日本代表デビュー戦でゴールを奪ったDF山根視来(みき)。27歳で辿り着いた初舞台で見事に結果を残した

「おまえは日本で一番ボールを運べるCBだ」

 ここまでの成長につながったのは、やはり曺監督との出会いが大きい。CBへのコンバートやプレーのクオリティを上げてもらったのはもちろんのこと、サッカーに臨む姿勢や戦うメンタリティを学んだ。

 中身の濃い4年間を過ごしたからこそ、かつての指揮官に対する感謝の思いは強い。

「曺さんに『おまえは日本で一番ボールを運べるCBだ』と言われたことは嬉しかったですね。あと当時、試合前にメッセージを紙に書いて封筒に入れて渡すみたいな時があって、そこに“真面目さこそ財産”と書かれていたんです。その時に『オレ、真面目って思われているんだ』と。それを見たときも嬉しかった。当時の自分はメンタルが弱かったけど、本当に大きく成長させてもらったなと思います」

 昨年、川崎に加入して数カ月が経った時のこと。山根の携帯に曺監督からメッセージが届いたという。そこでやり取りするうちに、日本代表について話が及んだ。山根はいつも通りのテンションで「(代表に)なれますかね?」といった文章を送ると、一言、答えが返ってきた。

「おまえならなれるよ」

 その話を思い返し、山根は照れながら言った。

「そういうところでモチベーションを上げてくるのがずるいですよね(笑)」

 あのやり取りから約1年。山根は日本代表のユニフォームに袖を通し、韓国戦のピッチに立った。「いま持っているものしか出せないので、それを全力で出すことだけ」と話していたように、湘南で鍛え上げられた球際の強さと川崎でブラッシュアップされた攻撃への関わりを前面に出して勝利に貢献。これまでの歩みが間違っていなかったことを証明してみせた。

「これからも謙虚に、みんなに感謝しながら」

 これまで何度も壁にぶつかった。その度に劣等感を抱いてきたからこそ、「あまり大きな目標を持ってもうまくいかない。その日その日で持っているものを出せれば」と日々を過ごしてきた。

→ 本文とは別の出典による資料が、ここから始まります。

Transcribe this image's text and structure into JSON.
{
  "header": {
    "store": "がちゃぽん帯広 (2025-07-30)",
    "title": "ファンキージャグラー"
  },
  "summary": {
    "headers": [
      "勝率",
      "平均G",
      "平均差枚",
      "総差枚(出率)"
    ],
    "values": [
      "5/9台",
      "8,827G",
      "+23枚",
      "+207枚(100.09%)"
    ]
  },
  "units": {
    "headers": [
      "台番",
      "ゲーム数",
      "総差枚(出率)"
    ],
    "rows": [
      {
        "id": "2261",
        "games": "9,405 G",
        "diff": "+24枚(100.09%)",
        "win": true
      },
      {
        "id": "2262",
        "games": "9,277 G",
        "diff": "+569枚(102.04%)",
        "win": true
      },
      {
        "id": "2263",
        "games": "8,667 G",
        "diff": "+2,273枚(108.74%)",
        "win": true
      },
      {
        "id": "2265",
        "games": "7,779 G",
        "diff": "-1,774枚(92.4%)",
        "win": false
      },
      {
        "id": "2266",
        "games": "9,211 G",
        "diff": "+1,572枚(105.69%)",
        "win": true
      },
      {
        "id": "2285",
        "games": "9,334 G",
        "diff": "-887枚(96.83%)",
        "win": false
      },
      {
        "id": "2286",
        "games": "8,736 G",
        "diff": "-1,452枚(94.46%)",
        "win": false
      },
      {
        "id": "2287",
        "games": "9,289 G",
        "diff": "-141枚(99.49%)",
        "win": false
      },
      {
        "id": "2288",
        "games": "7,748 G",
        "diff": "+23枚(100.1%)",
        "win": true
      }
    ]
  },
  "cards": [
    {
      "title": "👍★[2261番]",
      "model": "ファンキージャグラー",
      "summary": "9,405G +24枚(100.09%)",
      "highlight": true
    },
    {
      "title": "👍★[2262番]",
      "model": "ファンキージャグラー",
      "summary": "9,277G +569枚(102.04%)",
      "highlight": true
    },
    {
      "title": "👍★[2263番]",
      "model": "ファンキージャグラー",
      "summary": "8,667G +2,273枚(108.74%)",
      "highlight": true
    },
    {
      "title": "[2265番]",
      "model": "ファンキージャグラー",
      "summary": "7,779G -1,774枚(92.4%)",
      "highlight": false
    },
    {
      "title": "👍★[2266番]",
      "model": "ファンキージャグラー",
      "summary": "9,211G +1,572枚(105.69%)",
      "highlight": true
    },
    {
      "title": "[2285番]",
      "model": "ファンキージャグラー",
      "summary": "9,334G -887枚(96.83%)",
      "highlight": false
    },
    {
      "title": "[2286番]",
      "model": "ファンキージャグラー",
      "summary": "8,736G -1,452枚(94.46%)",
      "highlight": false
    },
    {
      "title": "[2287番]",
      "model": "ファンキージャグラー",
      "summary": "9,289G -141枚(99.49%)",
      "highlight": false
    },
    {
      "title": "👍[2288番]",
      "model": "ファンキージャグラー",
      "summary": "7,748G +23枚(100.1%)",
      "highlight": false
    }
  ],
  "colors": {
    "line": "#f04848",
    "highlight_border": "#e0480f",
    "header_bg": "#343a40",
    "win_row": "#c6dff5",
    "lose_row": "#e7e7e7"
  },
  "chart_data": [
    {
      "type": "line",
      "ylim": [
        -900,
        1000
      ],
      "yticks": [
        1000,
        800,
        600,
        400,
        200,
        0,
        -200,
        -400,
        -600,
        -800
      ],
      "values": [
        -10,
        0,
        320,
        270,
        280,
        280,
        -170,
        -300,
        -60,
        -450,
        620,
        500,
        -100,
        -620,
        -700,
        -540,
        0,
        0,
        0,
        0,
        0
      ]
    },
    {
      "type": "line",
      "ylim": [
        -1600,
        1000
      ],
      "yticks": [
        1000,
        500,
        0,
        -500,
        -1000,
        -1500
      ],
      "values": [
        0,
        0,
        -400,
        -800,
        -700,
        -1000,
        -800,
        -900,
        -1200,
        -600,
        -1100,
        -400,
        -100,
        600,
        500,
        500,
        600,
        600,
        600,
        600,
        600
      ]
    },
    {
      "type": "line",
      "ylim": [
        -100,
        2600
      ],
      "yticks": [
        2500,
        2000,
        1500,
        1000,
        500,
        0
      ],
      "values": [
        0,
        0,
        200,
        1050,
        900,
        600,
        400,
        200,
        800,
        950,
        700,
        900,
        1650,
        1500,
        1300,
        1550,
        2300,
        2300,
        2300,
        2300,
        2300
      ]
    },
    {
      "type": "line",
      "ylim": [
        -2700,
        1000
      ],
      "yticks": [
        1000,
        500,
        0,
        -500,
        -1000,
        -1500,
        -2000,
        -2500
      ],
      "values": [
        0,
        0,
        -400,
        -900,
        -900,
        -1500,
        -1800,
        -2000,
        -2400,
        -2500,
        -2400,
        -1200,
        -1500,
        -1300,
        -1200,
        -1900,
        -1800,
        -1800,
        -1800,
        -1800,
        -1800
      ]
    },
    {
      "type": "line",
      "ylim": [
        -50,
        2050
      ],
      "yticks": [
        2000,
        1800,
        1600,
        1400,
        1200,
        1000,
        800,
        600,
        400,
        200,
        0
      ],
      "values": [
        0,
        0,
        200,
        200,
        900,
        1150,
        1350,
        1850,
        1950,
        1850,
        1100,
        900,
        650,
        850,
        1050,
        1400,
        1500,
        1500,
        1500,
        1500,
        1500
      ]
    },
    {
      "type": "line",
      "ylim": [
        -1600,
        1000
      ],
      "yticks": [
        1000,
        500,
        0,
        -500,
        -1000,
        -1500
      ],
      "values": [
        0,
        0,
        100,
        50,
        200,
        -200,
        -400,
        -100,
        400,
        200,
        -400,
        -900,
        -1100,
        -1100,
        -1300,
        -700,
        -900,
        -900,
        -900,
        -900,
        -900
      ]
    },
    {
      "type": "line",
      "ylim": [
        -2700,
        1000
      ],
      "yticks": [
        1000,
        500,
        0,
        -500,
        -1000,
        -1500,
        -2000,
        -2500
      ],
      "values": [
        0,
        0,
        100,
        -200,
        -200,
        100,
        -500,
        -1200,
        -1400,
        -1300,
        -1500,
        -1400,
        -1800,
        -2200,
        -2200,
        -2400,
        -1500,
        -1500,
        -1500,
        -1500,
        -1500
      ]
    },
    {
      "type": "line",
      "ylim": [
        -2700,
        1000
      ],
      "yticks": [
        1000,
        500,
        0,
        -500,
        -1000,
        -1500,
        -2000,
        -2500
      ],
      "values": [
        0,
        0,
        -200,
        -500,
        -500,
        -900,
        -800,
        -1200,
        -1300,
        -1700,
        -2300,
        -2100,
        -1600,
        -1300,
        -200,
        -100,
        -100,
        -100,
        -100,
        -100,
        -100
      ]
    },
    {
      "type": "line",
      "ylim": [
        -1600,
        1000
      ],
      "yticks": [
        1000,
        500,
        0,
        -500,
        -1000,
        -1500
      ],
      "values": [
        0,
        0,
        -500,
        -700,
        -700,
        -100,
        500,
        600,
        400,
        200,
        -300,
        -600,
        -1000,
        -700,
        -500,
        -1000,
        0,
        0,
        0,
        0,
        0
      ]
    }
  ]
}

 一歩一歩、階段を上り、夢に描いていた日本代表の舞台。期待と不安を胸に戦った最初の試合で結果を残した男は知っている。一度、結果を出したからといって慢心するほど物事は簡単ではないと。

「これからも謙虚に、みんなに感謝しながら、自分にできることを精一杯やっていけたらなと思っています」

「まだまだ成長していきたい」と前を向く男は、今まで同様に謙虚な姿勢を持って次なる舞台へと歩みを進めていく。